No Museu de Fauna da Caatinga (MFC), situado no Centro de Conservação e Manejo de Fauna da Caatinga (Cemafauna) da Univasf, mais de 60 animais do bioma repousam em posturas naturais, meticulosamente taxidermizados pelo médico veterinário Fabrício Silva.

A técnica transforma cadáveres em instrumentos de ensino, permitindo que visitantes observem detalhes anatômicos, textura da pelagem e plumagem, além de compreender o porte real das espécies, algo muitas vezes inacessível em campo.

O acervo cumpre função educativa e ambiental, alertando sobre ameaças como perda de habitat, caça e mudanças climáticas. Entre os exemplos, destaca-se a jacucaca (Penelope jacucaca), ave endêmica e vulnerável da Caatinga, cuja população vem diminuindo devido à caça e à destruição de habitats. Estudos do IBGE e do ICMBio indicam que 36 das 548 espécies de aves do bioma estão ameaçadas, e 481 espécies apresentam algum risco de extinção.
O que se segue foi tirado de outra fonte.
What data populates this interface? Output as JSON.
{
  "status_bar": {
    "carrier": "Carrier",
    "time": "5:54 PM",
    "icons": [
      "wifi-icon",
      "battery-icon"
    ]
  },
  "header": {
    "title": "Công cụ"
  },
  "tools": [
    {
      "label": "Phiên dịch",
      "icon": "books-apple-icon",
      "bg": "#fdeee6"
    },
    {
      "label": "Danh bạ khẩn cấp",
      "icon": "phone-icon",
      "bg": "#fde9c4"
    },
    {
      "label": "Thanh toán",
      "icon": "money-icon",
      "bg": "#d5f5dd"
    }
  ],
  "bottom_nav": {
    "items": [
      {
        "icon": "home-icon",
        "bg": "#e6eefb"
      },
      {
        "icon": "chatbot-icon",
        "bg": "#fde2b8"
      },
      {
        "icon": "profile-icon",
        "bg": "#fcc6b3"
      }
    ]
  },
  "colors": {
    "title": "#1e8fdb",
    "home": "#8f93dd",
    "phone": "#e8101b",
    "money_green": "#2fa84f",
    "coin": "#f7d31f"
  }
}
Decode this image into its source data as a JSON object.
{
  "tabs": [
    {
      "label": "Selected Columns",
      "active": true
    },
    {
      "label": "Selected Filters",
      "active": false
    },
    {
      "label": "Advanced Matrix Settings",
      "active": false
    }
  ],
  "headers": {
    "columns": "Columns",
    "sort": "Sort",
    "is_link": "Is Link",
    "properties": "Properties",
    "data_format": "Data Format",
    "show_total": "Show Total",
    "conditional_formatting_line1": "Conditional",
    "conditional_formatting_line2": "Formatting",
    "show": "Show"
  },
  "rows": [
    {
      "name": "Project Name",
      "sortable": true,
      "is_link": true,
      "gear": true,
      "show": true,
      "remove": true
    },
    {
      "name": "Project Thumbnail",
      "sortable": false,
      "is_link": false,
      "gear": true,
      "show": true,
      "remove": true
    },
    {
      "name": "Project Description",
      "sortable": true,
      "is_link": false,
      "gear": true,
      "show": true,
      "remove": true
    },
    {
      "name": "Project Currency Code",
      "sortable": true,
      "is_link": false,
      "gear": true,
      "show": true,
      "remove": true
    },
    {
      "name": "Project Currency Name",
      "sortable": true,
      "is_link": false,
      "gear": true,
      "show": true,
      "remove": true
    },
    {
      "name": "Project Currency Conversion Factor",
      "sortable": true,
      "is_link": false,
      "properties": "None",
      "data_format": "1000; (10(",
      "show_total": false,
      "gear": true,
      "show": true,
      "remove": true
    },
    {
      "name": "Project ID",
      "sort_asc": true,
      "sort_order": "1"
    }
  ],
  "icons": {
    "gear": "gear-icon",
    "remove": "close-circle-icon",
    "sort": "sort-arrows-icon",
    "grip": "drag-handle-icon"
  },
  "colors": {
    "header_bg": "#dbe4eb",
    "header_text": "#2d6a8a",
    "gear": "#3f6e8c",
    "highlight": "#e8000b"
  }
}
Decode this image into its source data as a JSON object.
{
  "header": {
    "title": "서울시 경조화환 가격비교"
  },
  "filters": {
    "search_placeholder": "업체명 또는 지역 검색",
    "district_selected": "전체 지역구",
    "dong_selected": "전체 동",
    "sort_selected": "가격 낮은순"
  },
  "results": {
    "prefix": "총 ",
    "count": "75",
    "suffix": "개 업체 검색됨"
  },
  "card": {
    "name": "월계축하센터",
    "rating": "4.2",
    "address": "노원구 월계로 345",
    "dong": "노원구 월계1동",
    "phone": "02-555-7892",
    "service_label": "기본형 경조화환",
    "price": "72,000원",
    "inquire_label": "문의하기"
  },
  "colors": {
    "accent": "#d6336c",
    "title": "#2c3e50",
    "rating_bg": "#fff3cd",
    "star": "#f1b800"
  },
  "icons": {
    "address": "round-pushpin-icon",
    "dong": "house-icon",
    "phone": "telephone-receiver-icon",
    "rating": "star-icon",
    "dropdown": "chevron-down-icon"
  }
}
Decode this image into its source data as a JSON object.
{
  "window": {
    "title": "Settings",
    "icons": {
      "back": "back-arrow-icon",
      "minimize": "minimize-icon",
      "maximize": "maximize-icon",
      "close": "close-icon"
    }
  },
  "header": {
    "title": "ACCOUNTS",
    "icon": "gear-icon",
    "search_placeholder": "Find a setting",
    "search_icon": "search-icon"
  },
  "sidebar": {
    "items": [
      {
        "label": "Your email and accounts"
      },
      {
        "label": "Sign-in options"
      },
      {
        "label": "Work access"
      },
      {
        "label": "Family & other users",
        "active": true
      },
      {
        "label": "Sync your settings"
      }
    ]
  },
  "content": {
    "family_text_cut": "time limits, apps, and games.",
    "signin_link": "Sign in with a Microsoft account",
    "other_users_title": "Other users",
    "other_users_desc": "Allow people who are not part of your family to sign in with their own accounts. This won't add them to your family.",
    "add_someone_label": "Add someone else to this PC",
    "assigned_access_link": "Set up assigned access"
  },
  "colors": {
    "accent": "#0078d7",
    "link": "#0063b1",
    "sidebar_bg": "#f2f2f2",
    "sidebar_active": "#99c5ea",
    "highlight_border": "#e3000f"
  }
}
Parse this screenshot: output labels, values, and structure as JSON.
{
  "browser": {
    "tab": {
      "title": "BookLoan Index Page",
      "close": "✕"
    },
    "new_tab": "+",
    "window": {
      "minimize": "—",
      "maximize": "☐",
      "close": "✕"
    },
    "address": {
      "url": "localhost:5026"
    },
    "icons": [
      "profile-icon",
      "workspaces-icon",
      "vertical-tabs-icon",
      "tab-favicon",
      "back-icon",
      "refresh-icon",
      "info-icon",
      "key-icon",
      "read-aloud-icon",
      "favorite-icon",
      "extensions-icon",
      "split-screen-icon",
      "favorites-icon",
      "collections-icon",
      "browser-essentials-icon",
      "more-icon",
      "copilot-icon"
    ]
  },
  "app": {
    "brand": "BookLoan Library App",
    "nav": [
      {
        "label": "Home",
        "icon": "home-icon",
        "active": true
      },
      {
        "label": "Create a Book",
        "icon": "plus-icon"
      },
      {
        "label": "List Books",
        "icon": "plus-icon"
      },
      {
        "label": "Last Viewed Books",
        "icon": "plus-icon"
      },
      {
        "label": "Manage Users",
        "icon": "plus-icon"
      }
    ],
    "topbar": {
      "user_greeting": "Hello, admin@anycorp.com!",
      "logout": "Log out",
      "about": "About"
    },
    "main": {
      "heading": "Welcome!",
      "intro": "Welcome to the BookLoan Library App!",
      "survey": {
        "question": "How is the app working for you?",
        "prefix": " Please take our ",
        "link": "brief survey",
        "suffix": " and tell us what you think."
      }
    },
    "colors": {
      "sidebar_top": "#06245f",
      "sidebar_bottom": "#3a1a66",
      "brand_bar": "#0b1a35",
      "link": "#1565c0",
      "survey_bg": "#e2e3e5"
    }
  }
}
Apesar de reconhecida oficialmente como profissão, a Taxidermia ainda carece de cursos superiores específicos no Brasil, sendo ensinada por meio de oficinas e treinamentos em instituições privadas e universidades. A prática exige conhecimentos em anatomia, zoologia, química, museologia e legislação ambiental, além de acesso a materiais adequados e rigor técnico na preparação das carcaças, que devem sempre ter origem legal — óbitos naturais, acidentes ou resgates autorizados.

Para a coordenadora do Cemafauna, professora Patrícia Nicola, a técnica vai além da estética: “As peças não são meros objetos, mas pontes de aprendizagem que permitem compreender anatomia, ecologia e estimular empatia e conscientização sobre a preservação de espécies vulneráveis”.

Fabrício Silva, responsável pelo acervo, ressalta o valor educativo da Taxidermia: “Transformar um animal que morreu em uma peça capaz de educar milhares de pessoas é uma forma de dar continuidade à vida por meio do conhecimento. Cada exemplar preparado recebe máxima atenção aos detalhes de pele, cor, padrão e postura, de modo a transmitir ao público a sensação de estar diante do animal vivo. A gente sabe que a Taxidermia demanda precisão anatômica, conhecimento científico, habilidades artesanais e respeito à legislação ambiental.”

O MFC evidencia como a Taxidermia une técnica, ciência e educação, consolidando-se como ferramenta fundamental para a preservação e valorização da fauna da Caatinga.